Side effects that can occur when taking Librium include:
- Blurry vision
On rare occasions, a person can experience serious side effects when taking Librium, including:
- Difficulty breathing
- Severe dizziness
More serious side effects associated with taking laudanum can include respiratory depression (very slow breathing, almost to the point of not breathing). The medicine can also be addictive.
Abuse and Addiction
Librium is intended for short-term use to relieve anxiety. Those taking it long-term are more likely to experience addiction to the drug. Examples of addiction signs include:
- Difficulty thinking clearly
- Lack of interest in activities a person once enjoyed
- Loss of sex drive
- Social phobias, including a fear of going out in public
A person can begin to experience a Librium tolerance in as little as three weeks after taking the medication.
If a person has a history of Librium abuse and suddenly stops taking the medicine, seizures can result.
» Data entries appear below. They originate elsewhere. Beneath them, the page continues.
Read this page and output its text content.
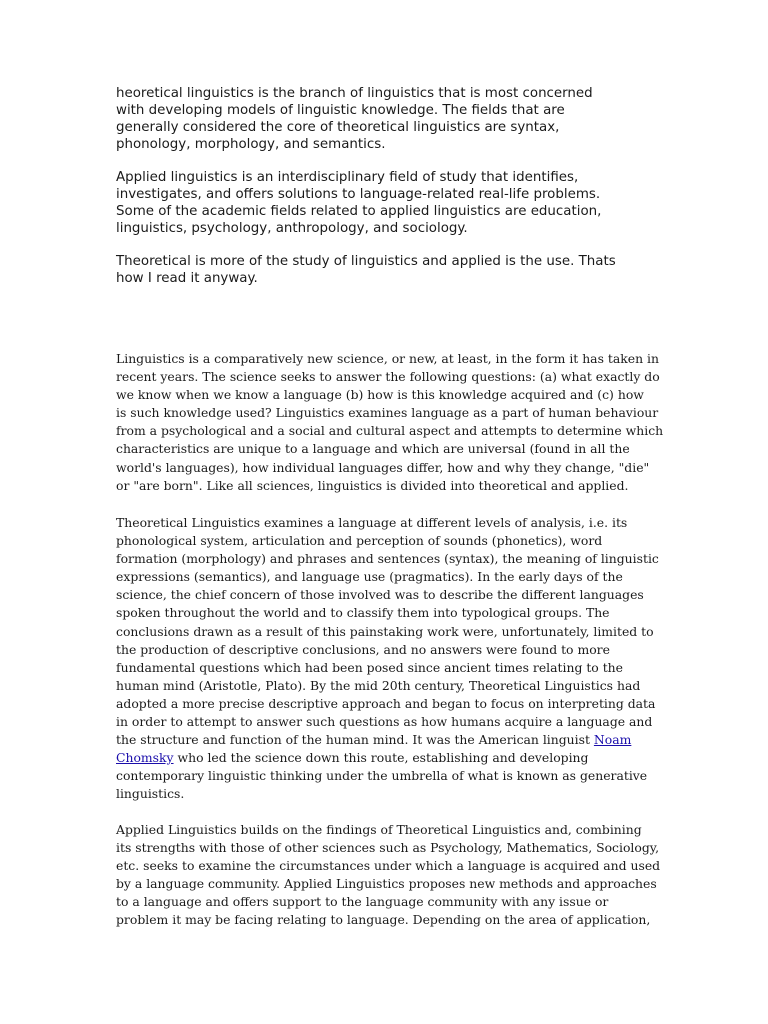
heoretical linguistics is the branch of linguistics that is most concerned
with developing models of linguistic knowledge. The fields that are
generally considered the core of theoretical linguistics are syntax,
phonology, morphology, and semantics.
Applied linguistics is an interdisciplinary field of study that identifies,
investigates, and offers solutions to language-related real-life problems.
Some of the academic fields related to applied linguistics are education,
linguistics, psychology, anthropology, and sociology.
Theoretical is more of the study of linguistics and applied is the use. Thats
how I read it anyway.
Linguistics is a comparatively new science, or new, at least, in the form it has taken in
recent years. The science seeks to answer the following questions: (a) what exactly do
we know when we know a language (b) how is this knowledge acquired and (c) how
is such knowledge used? Linguistics examines language as a part of human behaviour
from a psychological and a social and cultural aspect and attempts to determine which
characteristics are unique to a language and which are universal (found in all the
world's languages), how individual languages differ, how and why they change, "die"
or "are born". Like all sciences, linguistics is divided into theoretical and applied.
Theoretical Linguistics examines a language at different levels of analysis, i.e. its
phonological system, articulation and perception of sounds (phonetics), word
formation (morphology) and phrases and sentences (syntax), the meaning of linguistic
expressions (semantics), and language use (pragmatics). In the early days of the
science, the chief concern of those involved was to describe the different languages
spoken throughout the world and to classify them into typological groups. The
conclusions drawn as a result of this painstaking work were, unfortunately, limited to
the production of descriptive conclusions, and no answers were found to more
fundamental questions which had been posed since ancient times relating to the
human mind (Aristotle, Plato). By the mid 20th century, Theoretical Linguistics had
adopted a more precise descriptive approach and began to focus on interpreting data
in order to attempt to answer such questions as how humans acquire a language and
the structure and function of the human mind. It was the American linguist Noam
Chomsky who led the science down this route, establishing and developing
contemporary linguistic thinking under the umbrella of what is known as generative
linguistics.
Applied Linguistics builds on the findings of Theoretical Linguistics and, combining
its strengths with those of other sciences such as Psychology, Mathematics, Sociology,
etc. seeks to examine the circumstances under which a language is acquired and used
by a language community. Applied Linguistics proposes new methods and approaches
to a language and offers support to the language community with any issue or
problem it may be facing relating to language. Depending on the area of application,
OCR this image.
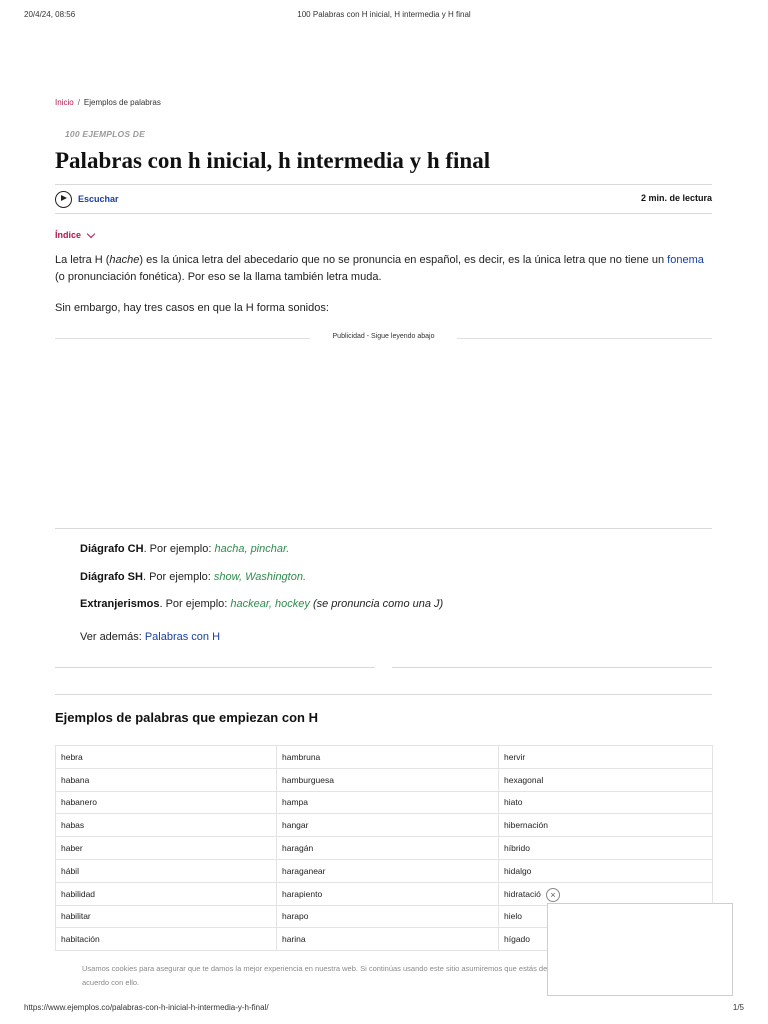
20/4/24, 08:56	100 Palabras con H inicial, H intermedia y H final
Inicio / Ejemplos de palabras
100 EJEMPLOS DE
Palabras con h inicial, h intermedia y h final
Escuchar	2 min. de lectura
Índice

La letra H (hache) es la única letra del abecedario que no se pronuncia en español, es decir, es la única letra que no tiene un fonema (o pronunciación fonética). Por eso se la llama también letra muda.

Sin embargo, hay tres casos en que la H forma sonidos:

Publicidad - Sigue leyendo abajo
Diágrafo CH. Por ejemplo: hacha, pinchar.
Diágrafo SH. Por ejemplo: show, Washington.
Extranjerismos. Por ejemplo: hackear, hockey (se pronuncia como una J)
Ver además: Palabras con H
Ejemplos de palabras que empiezan con H
hebra	hambruna	hervir
habana	hamburguesa	hexagonal
habanero	hampa	hiato
habas	hangar	hibernación
haber	haragán	híbrido
hábil	haraganear	hidalgo
habilidad	harapiento	hidratació
habilitar	harapo	hielo
habitación	harina	hígado

Usamos cookies para asegurar que te damos la mejor experiencia en nuestra web. Si continúas usando este sitio asumiremos que estás de acuerdo con ello.

×
https://www.ejemplos.co/palabras-con-h-inicial-h-intermedia-y-h-final/	1/5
If a person does have an addiction to the medication, he or she may need to slowly taper the dosages under the supervision of a medical professional to prevent adverse effects.
Withdrawal symptoms associated with taking Librium include:
- Difficulty sleeping
- Muscle spasms
- Stomach upset
- Suicidal thoughts
An estimated 10 percent of patients will experience prolonged withdrawal symptoms associated with taking Librium. This is known as “benzodiazepine withdrawal syndrome.”
Treatment for Librium Addiction
Because Librium withdrawals have the potential to cause severe symptoms in those who have been taking the drug for some time, a person may more successfully quit the drug in a rehabilitation center or medical facility. There, the person can receive support and assurances that these symptoms are part of the withdrawal symptoms and that a person should not give up. While there are few medications currently recommended to give during the Librium withdrawal period to minimize adverse symptoms, sleep aids such as melatonin may help a person sleep better. Select anti-seizure medications may be given if a person is experiencing severe symptoms.